Even when they have dire consequences, these causal ripple-effects are treated largely as incidental, but the film’s crucial scene comes when one such cosmic splintering is reframed as a choice. In the final version of the story, Manni recognizes, chases and confronts at gunpoint the homeless man who grabbed the abandoned bag of money from the subway. "That's mine," Manni insists, and the thief hands over the cash, grudgingly asking "What about me?" Pausing and nodding towards Manni's weapon, he pleads, "At least give me that." And Manni, too, obliges, rendering their encounter something of a fair trade. 
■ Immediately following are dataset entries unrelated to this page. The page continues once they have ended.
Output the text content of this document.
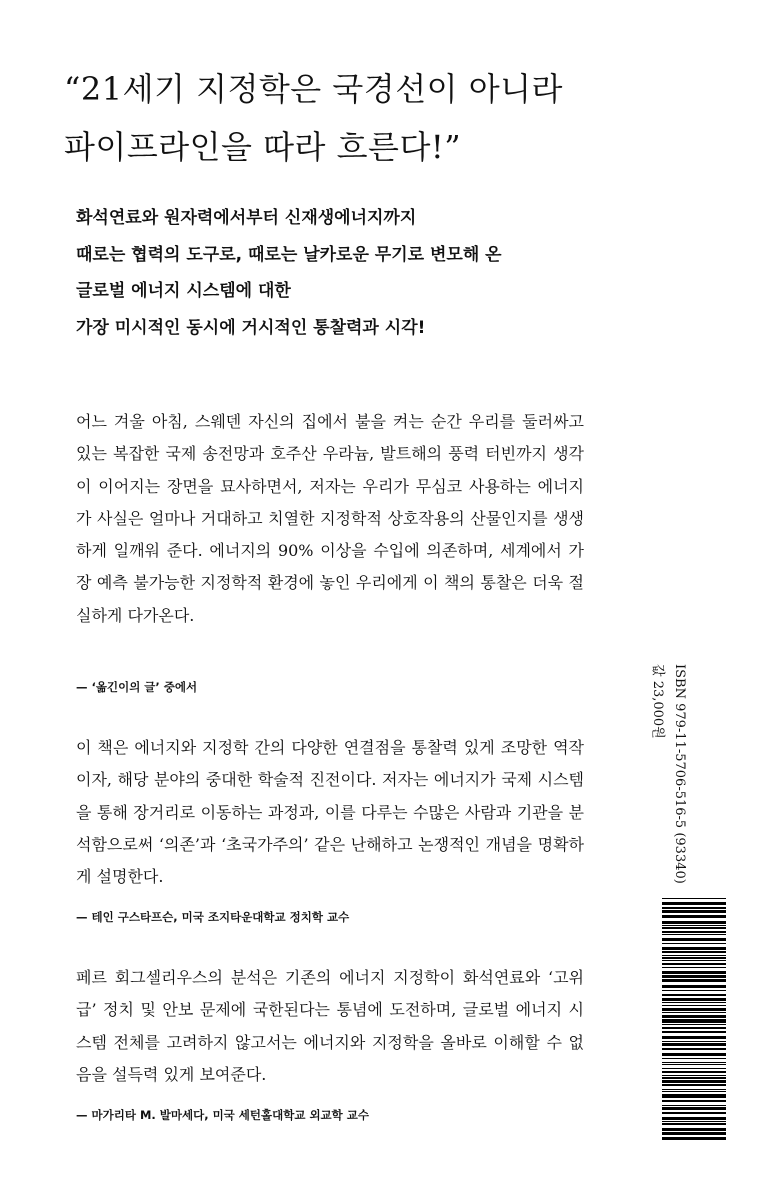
“21세기 지정학은 국경선이 아니라
파이프라인을 따라 흐른다!”
화석연료와 원자력에서부터 신재생에너지까지
때로는 협력의 도구로, 때로는 날카로운 무기로 변모해 온
글로벌 에너지 시스템에 대한
가장 미시적인 동시에 거시적인 통찰력과 시각!

어느 겨울 아침, 스웨덴 자신의 집에서 불을 켜는 순간 우리를 둘러싸고 있는 복잡한 국제 송전망과 호주산 우라늄, 발트해의 풍력 터빈까지 생각이 이어지는 장면을 묘사하면서, 저자는 우리가 무심코 사용하는 에너지가 사실은 얼마나 거대하고 치열한 지정학적 상호작용의 산물인지를 생생하게 일깨워 준다. 에너지의 90% 이상을 수입에 의존하며, 세계에서 가장 예측 불가능한 지정학적 환경에 놓인 우리에게 이 책의 통찰은 더욱 절실하게 다가온다.

— ‘옮긴이의 글’ 중에서

이 책은 에너지와 지정학 간의 다양한 연결점을 통찰력 있게 조망한 역작이자, 해당 분야의 중대한 학술적 진전이다. 저자는 에너지가 국제 시스템을 통해 장거리로 이동하는 과정과, 이를 다루는 수많은 사람과 기관을 분석함으로써 ‘의존’과 ‘초국가주의’ 같은 난해하고 논쟁적인 개념을 명확하게 설명한다.

— 테인 구스타프슨, 미국 조지타운대학교 정치학 교수

페르 회그셀리우스의 분석은 기존의 에너지 지정학이 화석연료와 ‘고위급’ 정치 및 안보 문제에 국한된다는 통념에 도전하며, 글로벌 에너지 시스템 전체를 고려하지 않고서는 에너지와 지정학을 올바로 이해할 수 없음을 설득력 있게 보여준다.

— 마가리타 M. 발마세다, 미국 세턴홀대학교 외교학 교수
ISBN 979-11-5706-516-5 (93340)
값 23,000원
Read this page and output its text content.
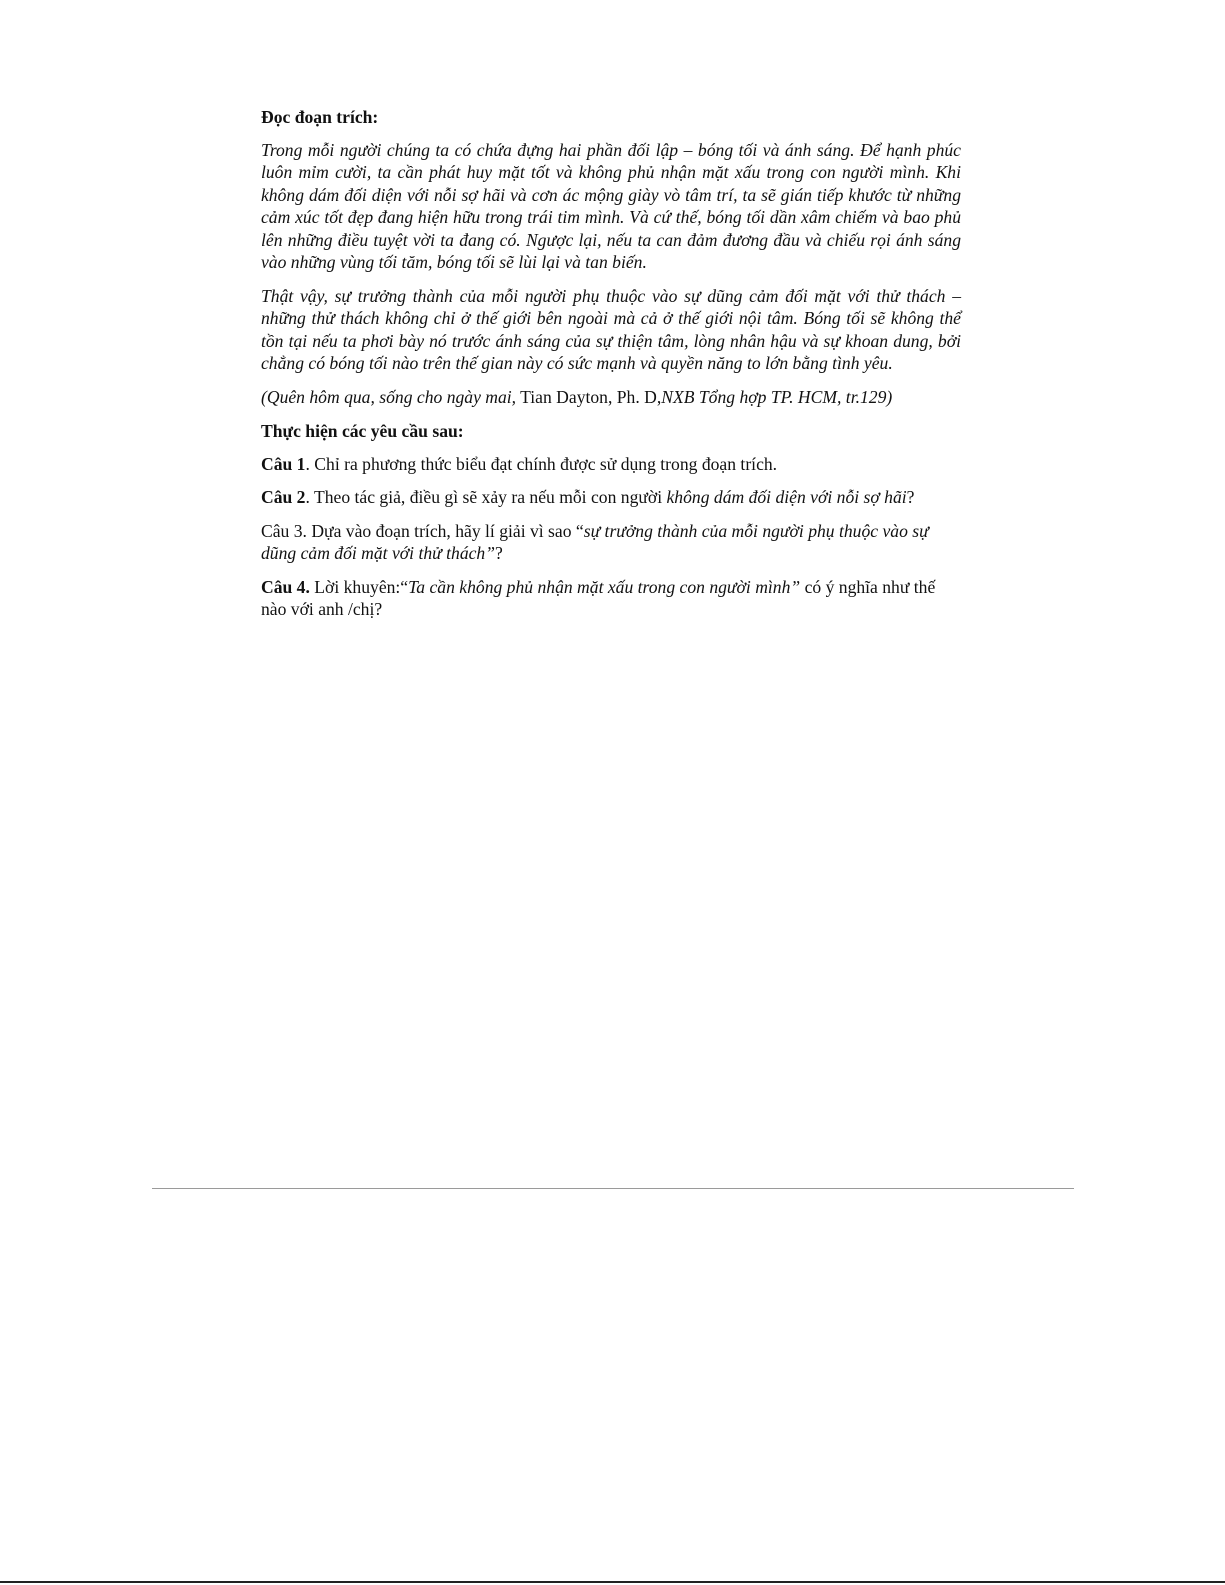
Đọc đoạn trích:

Trong mỗi người chúng ta có chứa đựng hai phần đối lập – bóng tối và ánh sáng. Để hạnh phúc luôn mỉm cười, ta cần phát huy mặt tốt và không phủ nhận mặt xấu trong con người mình. Khi không dám đối diện với nỗi sợ hãi và cơn ác mộng giày vò tâm trí, ta sẽ gián tiếp khước từ những cảm xúc tốt đẹp đang hiện hữu trong trái tim mình. Và cứ thế, bóng tối dần xâm chiếm và bao phủ lên những điều tuyệt vời ta đang có. Ngược lại, nếu ta can đảm đương đầu và chiếu rọi ánh sáng vào những vùng tối tăm, bóng tối sẽ lùi lại và tan biến.

Thật vậy, sự trưởng thành của mỗi người phụ thuộc vào sự dũng cảm đối mặt với thử thách – những thử thách không chỉ ở thế giới bên ngoài mà cả ở thế giới nội tâm. Bóng tối sẽ không thể tồn tại nếu ta phơi bày nó trước ánh sáng của sự thiện tâm, lòng nhân hậu và sự khoan dung, bởi chẳng có bóng tối nào trên thế gian này có sức mạnh và quyền năng to lớn bằng tình yêu.

(Quên hôm qua, sống cho ngày mai, Tian Dayton, Ph. D,NXB Tổng hợp TP. HCM, tr.129)

Thực hiện các yêu cầu sau:

Câu 1. Chỉ ra phương thức biểu đạt chính được sử dụng trong đoạn trích.

Câu 2. Theo tác giả, điều gì sẽ xảy ra nếu mỗi con người không dám đối diện với nỗi sợ hãi?

Câu 3. Dựa vào đoạn trích, hãy lí giải vì sao “sự trưởng thành của mỗi người phụ thuộc vào sự dũng cảm đối mặt với thử thách”?

Câu 4. Lời khuyên:“Ta cần không phủ nhận mặt xấu trong con người mình” có ý nghĩa như thế nào với anh /chị?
In handing over the gun, Manni recalibrates the universe just as so many other characters do throughout the movie. But by having chosen this path, Manni is deliberately setting off another potential chain of events, one that—unlike the futures of the people Lola passes while running—we never get to see. During my teenage viewings of the film, this scene passed as a whimsical, trivial twist secondary to the overall narrative thrust. This time around, it became an audacious hanging question, a dare to both the characters and the viewers. Here the movie wonders aloud: if morality is contingent, does that mean that the randomness of the universe is inherently moral? Half-fable, half-Rorschach’s-blot, Run Lola Run is as bold thematically as it is stylistically, and remains as exciting today as it was in 1999.